結局どこも似ているが、選ぶ価値のある 2 社の見極め方

「フリーランスになろう」と決めた瞬間、最初に直面する問いは、これだ。

どのエージェントに登録すべきか。

レバテックフリーランス、ITプロパートナーズ、HiPro Tech、テクフリ、ココナラテック、クラウドワークステック——名前だけで 20 社以上ある。
どこも「業界最大」「高単価」「リモート 9 割」と謳っている。

ただ、率直に言うと、Power Platform エンジニアの視点で各社を比較すると、機能としてはほぼ同じだ。差は表面的な数字ではなく、運用品質に出る。

この記事は、その前提に立った上で、あなたが選ぶ側に立つためのエージェント選定ガイドだ。


1. 結論——レバテックと ITプロパートナーズの 2 社で十分

長くなるので、先に結論を書く。

Power Platform エンジニアでハイブリッド型を目指すなら、以下の 2 社の併用で十分

推奨エージェント強み
1レバテックフリーランス業界最大手・案件母数が圧倒的・運用が安定
2ITプロパートナーズ週 2〜3 日案件と直請が強み・副業期にも適合

3 社目以降は、特定のニーズが明確になってから追加すればいい。
「とりあえず 5 社登録」のような戦略は推奨しない。担当者対応で消耗する。

なぜこの 2 社なのか。順を追って説明する。


2. 「結局、どこも同じじゃないの?」

これは多くの人が薄々気づいている疑問だろう。実際、その通りだ。

主要エージェントの公開情報を並べると、表面的な差はほとんどない:

項目レバテックITプロパートナーズHiPro Techテクフリ
公開案件数11 万件9,000 件6,400 件18,000 件
Power Platform 取扱ありありありあり
リモート対応
中間マージン非公開非公開(直請多)エンド直一部 10%

これらの数字を眺めて選ぶのは、本質的でない。
本当に違いが出るのは、登録後の担当者の運用姿勢だ。

具体的には:

  • 案件をこちらから引っ張ってくる姿勢があるか
  • 契約満了の数ヶ月前から第二の矢の準備を始めるか
  • 単価交渉や条件交渉に前向きに動いてくれる
  • 長期間運営している実績があるか

これらは公式サイトには書かれていない。実際に登録して、担当者と話し、運用してみて初めて見える。

そして、この 4 つの軸で安定して評判が良いのが、レバテックフリーランスと ITプロパートナーズだ。他社が悪いわけではないが、母集団としての安定性で選ぶなら、この 2 社が合理的選択になる。


3. 「具体的に Power Platform 案件はあるの?」

これも当然湧く疑問だ。

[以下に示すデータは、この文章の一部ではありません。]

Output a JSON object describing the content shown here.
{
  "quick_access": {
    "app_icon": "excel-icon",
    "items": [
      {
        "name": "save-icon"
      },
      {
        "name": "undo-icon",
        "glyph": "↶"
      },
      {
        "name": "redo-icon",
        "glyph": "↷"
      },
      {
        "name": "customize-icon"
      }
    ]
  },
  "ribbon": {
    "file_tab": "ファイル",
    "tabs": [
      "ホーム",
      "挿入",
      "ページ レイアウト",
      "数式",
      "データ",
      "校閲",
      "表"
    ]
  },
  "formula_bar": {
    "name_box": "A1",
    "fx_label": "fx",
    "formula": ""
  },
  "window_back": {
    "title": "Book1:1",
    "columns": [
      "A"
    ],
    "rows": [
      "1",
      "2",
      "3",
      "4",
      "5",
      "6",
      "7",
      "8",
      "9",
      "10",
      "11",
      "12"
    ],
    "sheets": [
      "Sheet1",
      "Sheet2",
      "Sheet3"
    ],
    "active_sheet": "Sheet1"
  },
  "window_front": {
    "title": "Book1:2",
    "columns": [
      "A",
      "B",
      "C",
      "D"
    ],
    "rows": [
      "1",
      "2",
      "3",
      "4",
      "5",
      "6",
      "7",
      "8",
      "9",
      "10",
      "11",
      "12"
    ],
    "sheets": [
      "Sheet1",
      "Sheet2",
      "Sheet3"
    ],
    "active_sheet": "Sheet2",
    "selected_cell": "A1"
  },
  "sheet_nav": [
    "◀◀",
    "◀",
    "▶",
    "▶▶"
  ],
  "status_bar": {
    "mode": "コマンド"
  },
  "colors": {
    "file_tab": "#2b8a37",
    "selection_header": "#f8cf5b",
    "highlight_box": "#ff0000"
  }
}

AI、Web 開発、PMO に比べて Power Platform は案件数が少ない印象がある。

事実を整理する。

ココナラテックでは「Power Platform」キーワードで 35 件以上の案件がヒットする。レバテックフリーランスはさらに多い。BIGDATA NAVI の Power Platform 案件は 25 件、Power Apps 案件は 9 件。

全体の母数は、Java や Python、React のような主要言語には及ばない。だが、需要は確実にある。むしろ、Power Platform 専門の人材が少ないため、相対的に競争が穏やかとも言える。

単価相場

複数のエージェントの公開情報から見ると:

  • 月 50〜80 万円が中心ゾーン
  • 80〜100 万円が上流寄りの案件(PMO、設計・アーキテクト)
  • 120〜160 万円が PL・コンサル系(外資コンサルファーム経由など)

参考:BIGDATA NAVI の Power Apps 案件で 月 160 万円の上限事例あり。

案件の特徴

公開されている案件を見ると、以下の傾向がある:

  • 業務アプリケーション開発(Power Apps + Power Automate + Dataverse)
  • RPA 寄り(Power Automate Desktop での既存業務自動化)
  • PMO・コンサル(Power Platform 導入支援、ガイドライン策定)
  • 保守運用(既存 Power Apps の改修、障害対応)

フルリモート案件も継続的に募集されている。完全在宅で Power Platform 案件を取ることは、現実的に可能だ。


4. 「個人 PC で開発できる案件はあるの?」

ここが、ハイブリッド型を目指すあなたにとって最も重要な問いだろう。

結論から言うと:

個人 PC 開発を「契約条項として明記」している案件は、ほぼ存在しない。
ただし、契約交渉で個別に許容を取り付けることは、可能なケースが多い。

案件の標準パターン

エージェント経由の Power Platform 案件は、ほとんどが以下のいずれか:

  1. 顧客環境の Microsoft 365 テナントに招待される(最多)
  2. 顧客貸与の VDI 環境で開発する
  3. 顧客貸与のノート PC で開発する

つまり、デフォルトでは「顧客環境前提」になっている。

個人 PC 開発を許容する 2 つの道

ただし、以下のパターンなら、個人 PC 開発が成立する。

パターン A:成果物納品型の業務委託

設計書やソリューションパッケージを納品する形式の契約。「個人 PC で設計・実装し、ソリューションファイル(.zip)を納品する」と契約書に明記する。
顧客環境への接続は、最終検証時のみ顧客貸与環境を使う。

このパターンが取れる案件は、直請契約系のエージェントで交渉成立しやすい。中間業者がいない分、契約条項の調整がしやすい。

パターン B:BYOD(Bring Your Own Device)契約

顧客が個人 PC の業務利用を許容する契約。NDA とエンドポイント管理の整備が前提。
スタートアップやベンチャーで多く、ITプロパートナーズの 9 割を占めるエンド直案件で交渉余地がある。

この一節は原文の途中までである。